American Heritage to Subscribers: Sorry, No Refunds
American Heritage magazine, the embattled quarterly history periodical that suspended print publication in the fall of 2012, is not currently issuing refunds to its 120,000 subscribers, a spokesperson has told HNN.
“We're currently restructuring the organization, trying to balance between the non-profit and publishing entities,” said Lee Sutton, online and editorial associate for the magazine. Mr. Sutton said he was not sure about the company's future plans for either refunding subscribers or resumption of publication of the magazine.
Mr.

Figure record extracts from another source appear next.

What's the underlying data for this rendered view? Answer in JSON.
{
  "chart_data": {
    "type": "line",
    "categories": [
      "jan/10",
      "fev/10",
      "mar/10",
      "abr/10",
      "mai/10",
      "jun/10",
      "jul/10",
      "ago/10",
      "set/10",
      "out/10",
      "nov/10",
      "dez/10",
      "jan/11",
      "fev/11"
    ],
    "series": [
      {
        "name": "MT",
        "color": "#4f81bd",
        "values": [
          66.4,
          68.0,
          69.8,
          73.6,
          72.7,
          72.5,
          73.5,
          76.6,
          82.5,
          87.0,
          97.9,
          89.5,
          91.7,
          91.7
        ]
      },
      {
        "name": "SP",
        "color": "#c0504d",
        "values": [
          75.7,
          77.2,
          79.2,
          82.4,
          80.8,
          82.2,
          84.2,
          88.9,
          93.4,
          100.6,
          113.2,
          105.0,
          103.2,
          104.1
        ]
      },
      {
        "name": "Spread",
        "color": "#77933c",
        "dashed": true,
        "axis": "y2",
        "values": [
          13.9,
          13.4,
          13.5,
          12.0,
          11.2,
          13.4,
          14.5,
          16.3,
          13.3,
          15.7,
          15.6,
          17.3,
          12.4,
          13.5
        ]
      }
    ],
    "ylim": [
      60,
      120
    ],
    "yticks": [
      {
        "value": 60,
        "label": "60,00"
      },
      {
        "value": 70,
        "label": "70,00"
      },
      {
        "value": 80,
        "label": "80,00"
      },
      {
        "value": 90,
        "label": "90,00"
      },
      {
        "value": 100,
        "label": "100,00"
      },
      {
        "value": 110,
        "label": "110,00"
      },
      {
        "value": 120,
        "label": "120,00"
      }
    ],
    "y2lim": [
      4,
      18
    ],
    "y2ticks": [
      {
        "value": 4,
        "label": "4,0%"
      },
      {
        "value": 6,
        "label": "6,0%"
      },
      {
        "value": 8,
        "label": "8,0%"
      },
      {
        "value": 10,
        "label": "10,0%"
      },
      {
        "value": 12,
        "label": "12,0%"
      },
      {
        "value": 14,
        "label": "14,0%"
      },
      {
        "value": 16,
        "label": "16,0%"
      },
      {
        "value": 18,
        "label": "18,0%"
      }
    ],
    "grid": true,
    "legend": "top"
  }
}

Sutton referred our inquiry to the vice president of administration, who did not respond to HNN as of press time.
Subscribers are not happy. “I paid for a two-year subscription and received two issues,” wrote one commentator. “No response from AH to my emails. Just hoping someone will take them to court to get our refunds. I used to have respect for AH magazine and its owners.”

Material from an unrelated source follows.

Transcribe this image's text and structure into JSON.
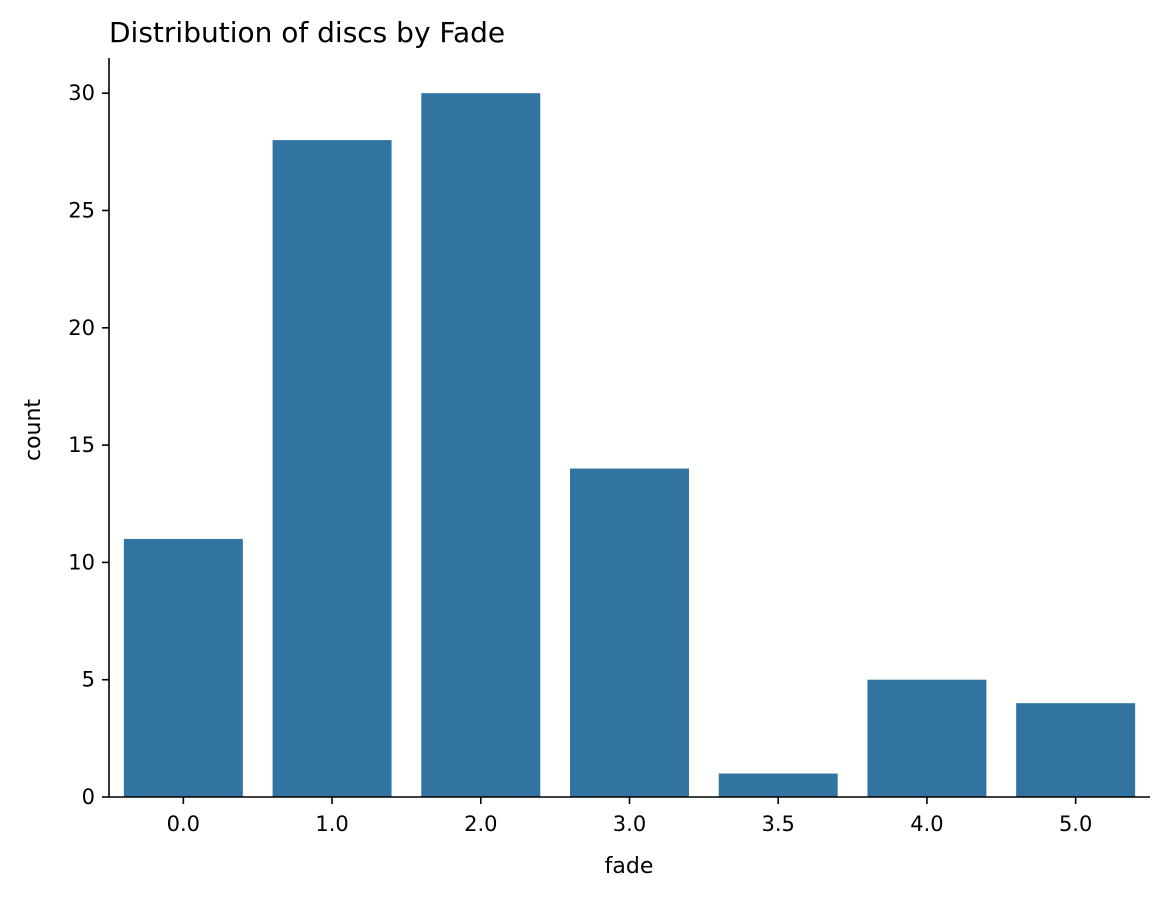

The subscription services phone number listed on the American Heritage website has been disconnected, and the subscription web page returns an error message. No other contact information is listed on the website aside from a generic email form, and subscribers have complained that they have not received responses.
The president and editor-in-chief of the American Heritage Publishing Company, Edwin Grosvenor, said in May that the suspension of the publication would be “temporary,” pending an internal re-organization that will focus on the company's non-profit wing.

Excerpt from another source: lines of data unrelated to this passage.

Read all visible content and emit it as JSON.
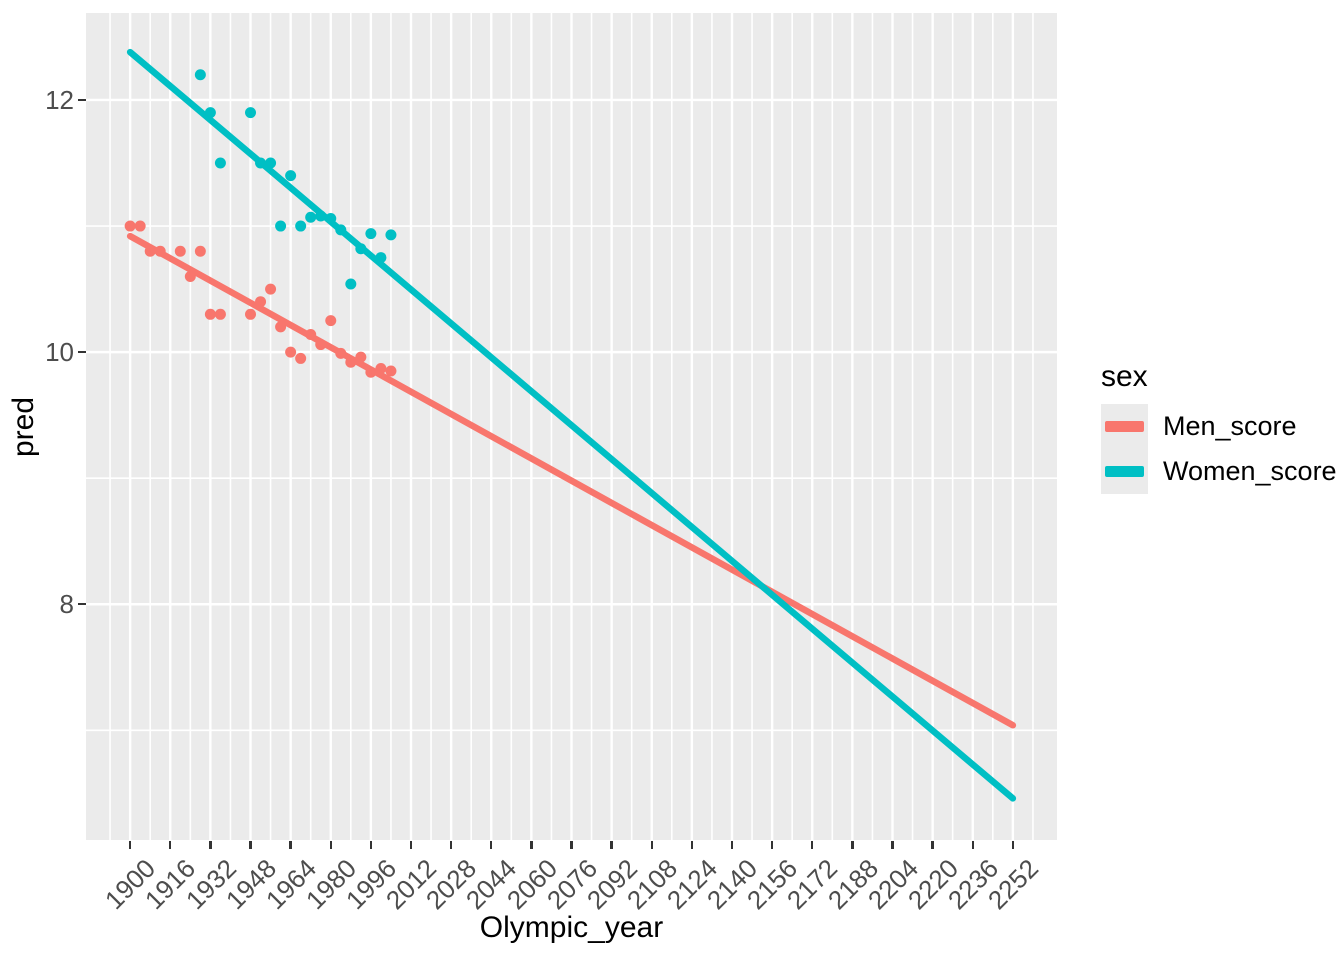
{
  "chart_data": {
    "type": "scatter",
    "has_trend_lines": true,
    "title": "",
    "xlabel": "Olympic_year",
    "ylabel": "pred",
    "x_domain": [
      1882.4,
      2269.6
    ],
    "y_domain": [
      6.13,
      12.69
    ],
    "x_ticks": [
      1900,
      1916,
      1932,
      1948,
      1964,
      1980,
      1996,
      2012,
      2028,
      2044,
      2060,
      2076,
      2092,
      2108,
      2124,
      2140,
      2156,
      2172,
      2188,
      2204,
      2220,
      2236,
      2252
    ],
    "x_minor_ticks": [
      1892,
      1908,
      1924,
      1940,
      1956,
      1972,
      1988,
      2004,
      2020,
      2036,
      2052,
      2068,
      2084,
      2100,
      2116,
      2132,
      2148,
      2164,
      2180,
      2196,
      2212,
      2228,
      2244,
      2260
    ],
    "y_ticks": [
      8,
      10,
      12
    ],
    "y_minor_ticks": [
      7,
      9,
      11
    ],
    "grid": true,
    "legend": {
      "title": "sex",
      "position": "right"
    },
    "series": [
      {
        "name": "Men_score",
        "color": "#F8766D",
        "points_x": [
          1900,
          1904,
          1908,
          1912,
          1920,
          1924,
          1928,
          1932,
          1936,
          1948,
          1952,
          1956,
          1960,
          1964,
          1968,
          1972,
          1976,
          1980,
          1984,
          1988,
          1992,
          1996,
          2000,
          2004
        ],
        "points_y": [
          11.0,
          11.0,
          10.8,
          10.8,
          10.8,
          10.6,
          10.8,
          10.3,
          10.3,
          10.3,
          10.4,
          10.5,
          10.2,
          10.0,
          9.95,
          10.14,
          10.06,
          10.25,
          9.99,
          9.92,
          9.96,
          9.84,
          9.87,
          9.85
        ],
        "trend_x": [
          1900,
          2252
        ],
        "trend_y": [
          10.92,
          7.04
        ]
      },
      {
        "name": "Women_score",
        "color": "#00BFC4",
        "points_x": [
          1928,
          1932,
          1936,
          1948,
          1952,
          1956,
          1960,
          1964,
          1968,
          1972,
          1976,
          1980,
          1984,
          1988,
          1992,
          1996,
          2000,
          2004
        ],
        "points_y": [
          12.2,
          11.9,
          11.5,
          11.9,
          11.5,
          11.5,
          11.0,
          11.4,
          11.0,
          11.07,
          11.08,
          11.06,
          10.97,
          10.54,
          10.82,
          10.94,
          10.75,
          10.93
        ],
        "trend_x": [
          1900,
          2252
        ],
        "trend_y": [
          12.38,
          6.46
        ]
      }
    ],
    "style": {
      "panel_bg": "#EBEBEB",
      "gridline": "#FFFFFF",
      "tick_mark": "#333333",
      "tick_label": "#4D4D4D",
      "axis_title": "#000000",
      "figure_bg": "#FFFFFF",
      "point_radius": 5.5,
      "line_width": 6.5,
      "major_grid_width": 2.4,
      "minor_grid_width": 1.6
    }
  }
}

The main initiative, Grosvenor said, is to digitize the thousands of articles in American Heritage's back catalog and make that content available to school districts. The company is partnering with the Leona M. and Harry B. Helmsley Charitable Trust for the project and has received nearly $850,000 in grants.
American Heritage first began publication in 1954, and has run articles from some of the nation's leading historians, including Barbara Tuchman, Dean Acheson, James McPherson, and Eric Foner. The magazine's first editor was Pulitzer Prize-winning Civil War historian Bruce Catton. At its peak in the 1960s, the company employed nearly four hundred people, and even as late as the 2000s the magazine boasted 350,000 subscribers.
The decline of print publishing and the graying of the subscriber base, however, put pressure on the magazine, and American Heritage, then a bimonthly, suspended publication under editor Richard F. Snow in 2007, though the publication still maintained a website. Grosvenor, a veteran of the magazine and digital publishing industries, purchased American Heritage from Forbes in October 2008 and resumed publication as a quarterly edition until the fall of 2012.
American Heritage continues to maintain a website, but the most recent content dates to the summer of 2012.